DISRUPTED THALAMIC ENCODING OF TACTILE PROCESSING IN JUVENILE SHANK3B MUTANT MICE

Tactile experience is essential during neurodevelopment, influencing sensory, motor and cognitive functions through complex, finely tuned thalamocortical and corticothalamic circuits. Early tactile stimulation is particularly important for the development of social behavior and communication skills, which are impaired in autism spectrum disorders (ASD). Somatosensory processing involves several brain structures, notably the ventrobasal (VB) and posteromedial (POm) thalamic nuclei, inhibitory reticular thalamic nucleus (TRN), and primary somatosensory cortex (S1). Proper function of each component, as well as accurate connectivity and excitation/inhibition (E/I) balance within these circuits, is critical for the correct encoding of touch. However, little is known about how the neural circuits underlying sensory processing change in ASD during early life. This study explores tactile deficits and circuit alterations in Shank3B KO mice.
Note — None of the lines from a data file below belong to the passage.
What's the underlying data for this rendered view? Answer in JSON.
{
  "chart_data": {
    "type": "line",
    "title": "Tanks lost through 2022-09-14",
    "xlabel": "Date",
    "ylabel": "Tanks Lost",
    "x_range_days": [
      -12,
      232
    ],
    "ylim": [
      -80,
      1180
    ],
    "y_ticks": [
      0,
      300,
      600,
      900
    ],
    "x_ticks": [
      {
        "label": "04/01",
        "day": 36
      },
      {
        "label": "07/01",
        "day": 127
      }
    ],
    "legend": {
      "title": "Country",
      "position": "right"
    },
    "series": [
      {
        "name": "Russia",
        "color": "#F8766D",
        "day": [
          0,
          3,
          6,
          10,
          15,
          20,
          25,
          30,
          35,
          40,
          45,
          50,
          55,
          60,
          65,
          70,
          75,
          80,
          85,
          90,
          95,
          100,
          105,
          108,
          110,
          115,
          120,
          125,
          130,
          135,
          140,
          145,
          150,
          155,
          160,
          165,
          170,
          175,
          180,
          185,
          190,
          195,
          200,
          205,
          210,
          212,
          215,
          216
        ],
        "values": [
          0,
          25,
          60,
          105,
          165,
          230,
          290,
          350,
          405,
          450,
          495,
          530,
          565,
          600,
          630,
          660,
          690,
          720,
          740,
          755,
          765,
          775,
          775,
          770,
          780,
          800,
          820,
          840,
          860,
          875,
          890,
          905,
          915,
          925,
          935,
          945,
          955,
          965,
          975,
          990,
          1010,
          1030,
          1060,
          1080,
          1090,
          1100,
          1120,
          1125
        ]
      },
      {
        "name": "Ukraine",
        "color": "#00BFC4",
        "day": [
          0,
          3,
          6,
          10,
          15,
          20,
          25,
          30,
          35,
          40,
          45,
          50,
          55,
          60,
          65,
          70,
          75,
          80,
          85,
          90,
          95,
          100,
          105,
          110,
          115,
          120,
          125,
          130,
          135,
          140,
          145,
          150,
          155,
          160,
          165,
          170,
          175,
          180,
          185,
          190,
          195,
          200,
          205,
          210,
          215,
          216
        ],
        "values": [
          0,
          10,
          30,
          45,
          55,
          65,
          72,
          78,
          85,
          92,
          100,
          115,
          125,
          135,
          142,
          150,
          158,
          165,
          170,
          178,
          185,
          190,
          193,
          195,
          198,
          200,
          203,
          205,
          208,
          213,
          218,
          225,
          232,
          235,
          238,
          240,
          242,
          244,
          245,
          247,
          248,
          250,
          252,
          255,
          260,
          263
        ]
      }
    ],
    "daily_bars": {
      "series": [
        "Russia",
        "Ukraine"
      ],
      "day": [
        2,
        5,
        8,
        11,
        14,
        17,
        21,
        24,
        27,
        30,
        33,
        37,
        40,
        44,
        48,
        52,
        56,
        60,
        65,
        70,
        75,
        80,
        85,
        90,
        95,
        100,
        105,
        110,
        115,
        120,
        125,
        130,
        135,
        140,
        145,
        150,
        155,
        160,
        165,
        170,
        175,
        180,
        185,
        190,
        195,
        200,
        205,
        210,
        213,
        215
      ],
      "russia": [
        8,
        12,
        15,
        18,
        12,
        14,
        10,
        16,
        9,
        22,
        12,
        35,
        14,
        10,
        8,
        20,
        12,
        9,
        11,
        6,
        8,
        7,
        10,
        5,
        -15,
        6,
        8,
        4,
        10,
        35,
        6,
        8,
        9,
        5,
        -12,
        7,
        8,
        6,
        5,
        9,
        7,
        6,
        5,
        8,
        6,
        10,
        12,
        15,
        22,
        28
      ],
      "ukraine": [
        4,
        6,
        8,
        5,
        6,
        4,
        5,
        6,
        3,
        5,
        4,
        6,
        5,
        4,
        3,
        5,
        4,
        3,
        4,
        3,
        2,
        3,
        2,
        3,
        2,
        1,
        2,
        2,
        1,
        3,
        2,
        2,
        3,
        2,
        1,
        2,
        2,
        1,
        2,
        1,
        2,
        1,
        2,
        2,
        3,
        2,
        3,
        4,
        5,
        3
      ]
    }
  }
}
Using hind-paw stimulation, we found a developmental shift from tactile hyposensitivity in juveniles, similar to patients, to hyper-reactivity in adult KO mice. In vivo recordings in awake animals revealed a paradoxical increase in the number of responsive neurons in the VB, despite a reduction in response amplitude. Ex vivo electrophysiology showed intrinsic hypoexcitability and a decreased E/I ratio in VB neurons. Optogenetic inhibition of VB neurons in WT mice reproduced tactile hyposensitivity, while attempts to rescue the phenotype through neuronal activation failed, suggesting E/I imbalance cannot be restored simply by increasing VB excitation. However, increasing VB inhibition via chemogenetic activation of TRN rescued the phenotype. These findings elucidate a mechanism underlying early-life tactile deficits and provide a basis for further exploration of sensory processing abnormalities in ASD.